Applications across agriculture, climate and conservation
The Earth observation capabilities enabled by Tessera support a broad range of scientific and environmental applications.
Researchers can use the model to monitor crop development, assess vegetation health, measure wildfire damage, analyse forest canopies and identify landscape changes over time. The system also allows users to search for geographically similar regions and detect patterns across large areas.
A UK-based conservation project is already using Tessera embeddings to evaluate habitat changes in protected areas across Cumbria.
The initiative aims to help policymakers assess the effectiveness of environmental protection measures and agricultural subsidy programmes using satellite-derived evidence.

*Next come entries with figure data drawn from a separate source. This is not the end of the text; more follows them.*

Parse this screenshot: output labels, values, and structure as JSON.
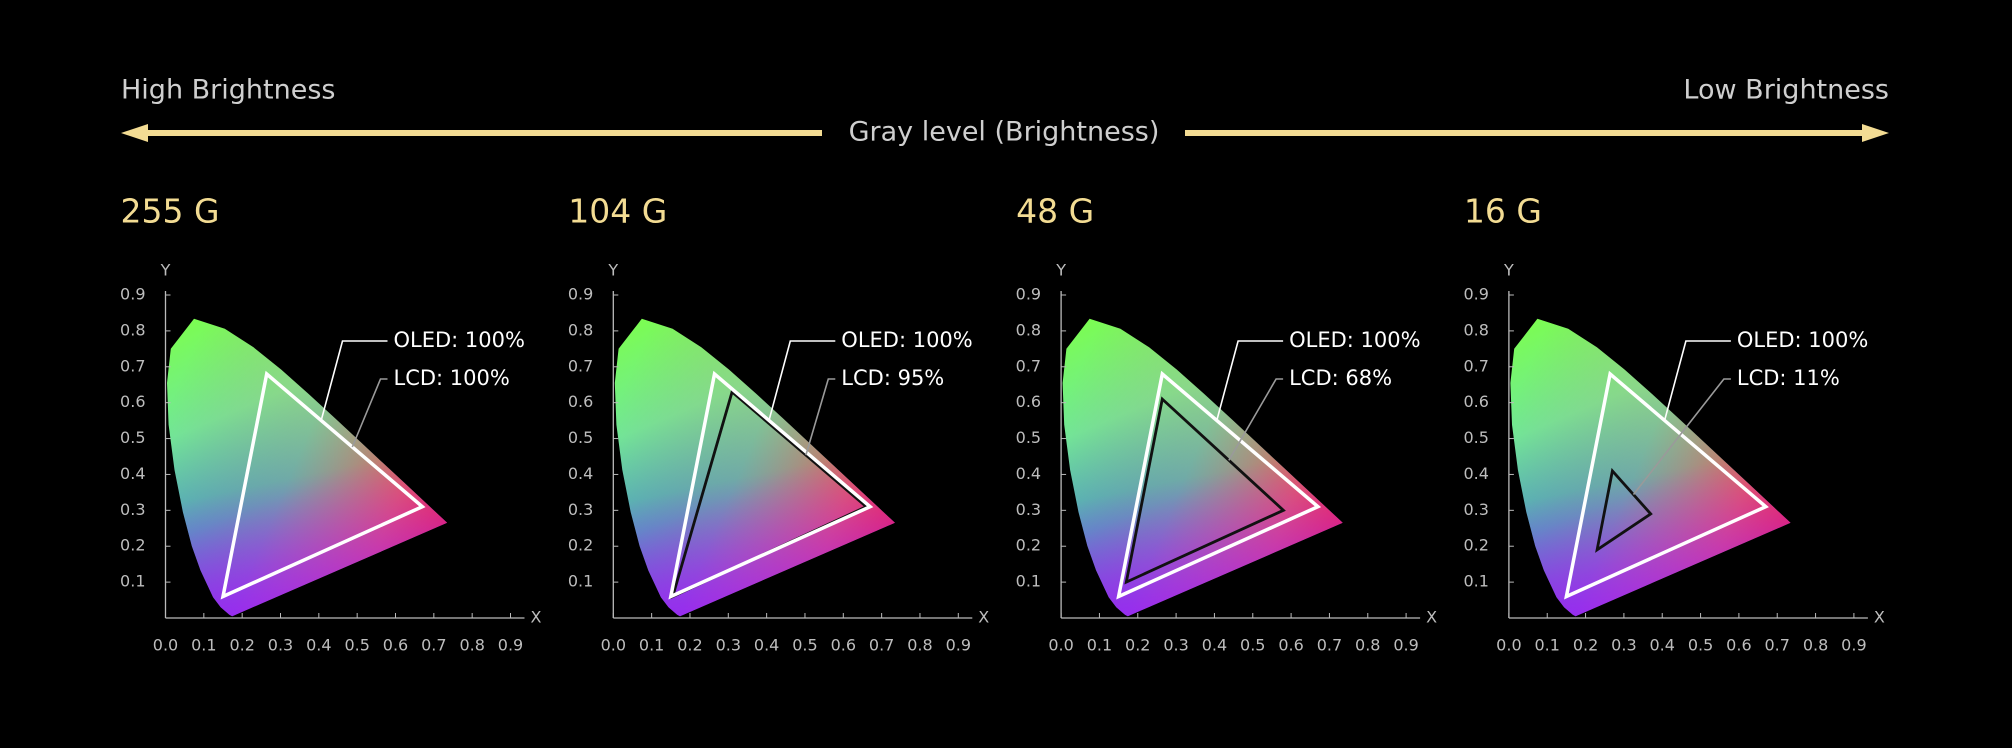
{
  "header": {
    "left": "High Brightness",
    "center": "Gray level (Brightness)",
    "right": "Low Brightness"
  },
  "chart_data": [
    {
      "type": "gamut",
      "title": "255 G",
      "x_label": "X",
      "y_label": "Y",
      "xlim": [
        0,
        0.9
      ],
      "ylim": [
        0,
        0.9
      ],
      "xticks": [
        {
          "value": 0,
          "label": "0.0"
        },
        0.1,
        0.2,
        0.3,
        0.4,
        0.5,
        0.6,
        0.7,
        0.8,
        0.9
      ],
      "yticks": [
        0.1,
        0.2,
        0.3,
        0.4,
        0.5,
        0.6,
        0.7,
        0.8,
        0.9
      ],
      "series": [
        {
          "label": "OLED: 100%",
          "color": "#ffffff",
          "x": [
            0.264,
            0.67,
            0.15
          ],
          "y": [
            0.68,
            0.31,
            0.06
          ]
        },
        {
          "label": "LCD: 100%",
          "color": "#ffffff",
          "x": [
            0.264,
            0.67,
            0.15
          ],
          "y": [
            0.68,
            0.31,
            0.06
          ]
        }
      ]
    },
    {
      "type": "gamut",
      "title": "104 G",
      "x_label": "X",
      "y_label": "Y",
      "xlim": [
        0,
        0.9
      ],
      "ylim": [
        0,
        0.9
      ],
      "xticks": [
        {
          "value": 0,
          "label": "0.0"
        },
        0.1,
        0.2,
        0.3,
        0.4,
        0.5,
        0.6,
        0.7,
        0.8,
        0.9
      ],
      "yticks": [
        0.1,
        0.2,
        0.3,
        0.4,
        0.5,
        0.6,
        0.7,
        0.8,
        0.9
      ],
      "series": [
        {
          "label": "OLED: 100%",
          "color": "#ffffff",
          "x": [
            0.264,
            0.67,
            0.15
          ],
          "y": [
            0.68,
            0.31,
            0.06
          ]
        },
        {
          "label": "LCD: 95%",
          "color": "#111111",
          "x": [
            0.31,
            0.66,
            0.155
          ],
          "y": [
            0.63,
            0.31,
            0.06
          ]
        }
      ]
    },
    {
      "type": "gamut",
      "title": "48 G",
      "x_label": "X",
      "y_label": "Y",
      "xlim": [
        0,
        0.9
      ],
      "ylim": [
        0,
        0.9
      ],
      "xticks": [
        {
          "value": 0,
          "label": "0.0"
        },
        0.1,
        0.2,
        0.3,
        0.4,
        0.5,
        0.6,
        0.7,
        0.8,
        0.9
      ],
      "yticks": [
        0.1,
        0.2,
        0.3,
        0.4,
        0.5,
        0.6,
        0.7,
        0.8,
        0.9
      ],
      "series": [
        {
          "label": "OLED: 100%",
          "color": "#ffffff",
          "x": [
            0.264,
            0.67,
            0.15
          ],
          "y": [
            0.68,
            0.31,
            0.06
          ]
        },
        {
          "label": "LCD: 68%",
          "color": "#111111",
          "x": [
            0.264,
            0.58,
            0.17
          ],
          "y": [
            0.61,
            0.3,
            0.1
          ]
        }
      ]
    },
    {
      "type": "gamut",
      "title": "16 G",
      "x_label": "X",
      "y_label": "Y",
      "xlim": [
        0,
        0.9
      ],
      "ylim": [
        0,
        0.9
      ],
      "xticks": [
        {
          "value": 0,
          "label": "0.0"
        },
        0.1,
        0.2,
        0.3,
        0.4,
        0.5,
        0.6,
        0.7,
        0.8,
        0.9
      ],
      "yticks": [
        0.1,
        0.2,
        0.3,
        0.4,
        0.5,
        0.6,
        0.7,
        0.8,
        0.9
      ],
      "series": [
        {
          "label": "OLED: 100%",
          "color": "#ffffff",
          "x": [
            0.264,
            0.67,
            0.15
          ],
          "y": [
            0.68,
            0.31,
            0.06
          ]
        },
        {
          "label": "LCD: 11%",
          "color": "#111111",
          "x": [
            0.27,
            0.37,
            0.23
          ],
          "y": [
            0.41,
            0.29,
            0.19
          ]
        }
      ]
    }
  ]
}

As governments and organisations increasingly rely on Earth observation data to guide climate and conservation strategies, tools that reduce analytical complexity could play an important role in improving decision-making.
Open-source alternative to proprietary AI systems
A notable feature of the Tessera AI model is its open-source architecture.
While several commercial organisations are developing AI systems for satellite data analysis, many operate as closed platforms that limit transparency and independent validation.
Tessera’s developers have chosen to make both the model and its datasets freely available without registration requirements.
This approach allows researchers to modify, adapt and improve the system for specialised use cases while supporting greater reproducibility in scientific research.
The model also provides an alternative to proprietary Earth observation foundation models that generate similar compressed representations of satellite data but do not offer public access to their underlying methods.
Europe’s growing leadership in Earth observation AI
Tessera forms part of a broader European effort to advance artificial intelligence for Earth observation.
The European Space Agency (ESA), through its Φ-lab innovation programme, has supported the development of several foundation models designed to extract insights from satellite data.
Among these are Thor, a multimodal model trained on Sentinel-1, Sentinel-2 and Sentinel-3 data, and TerraMind, a geospatial AI system developed with IBM Research Europe.
Unlike Tessera, which creates annual embeddings that summarise long-term environmental change, both Thor and TerraMind focus on learning from individual observations while preserving detailed spatial information.
TerraMind also introduces cross-modal reasoning capabilities by combining satellite imagery with land-use data, elevation information and geographic context. This enables more sophisticated interactions with Earth system datasets and expands the potential applications of geospatial AI.
Expanding access to global environmental intelligence
The release of the Tessera AI model marks an important development in the evolution of Earth observation technologies.
By converting vast quantities of satellite imagery into compact, information-rich embeddings, the platform makes advanced environmental analysis accessible to a wider research community.
As demand grows for better tools to monitor ecosystems, agriculture, climate impacts and biodiversity, foundation models such as Tessera are helping bridge the gap between raw satellite data and actionable insights.
Its open-source framework, combined with global Earth observation coverage, positions the model as a significant new resource for scientists seeking to understand environmental change at scale.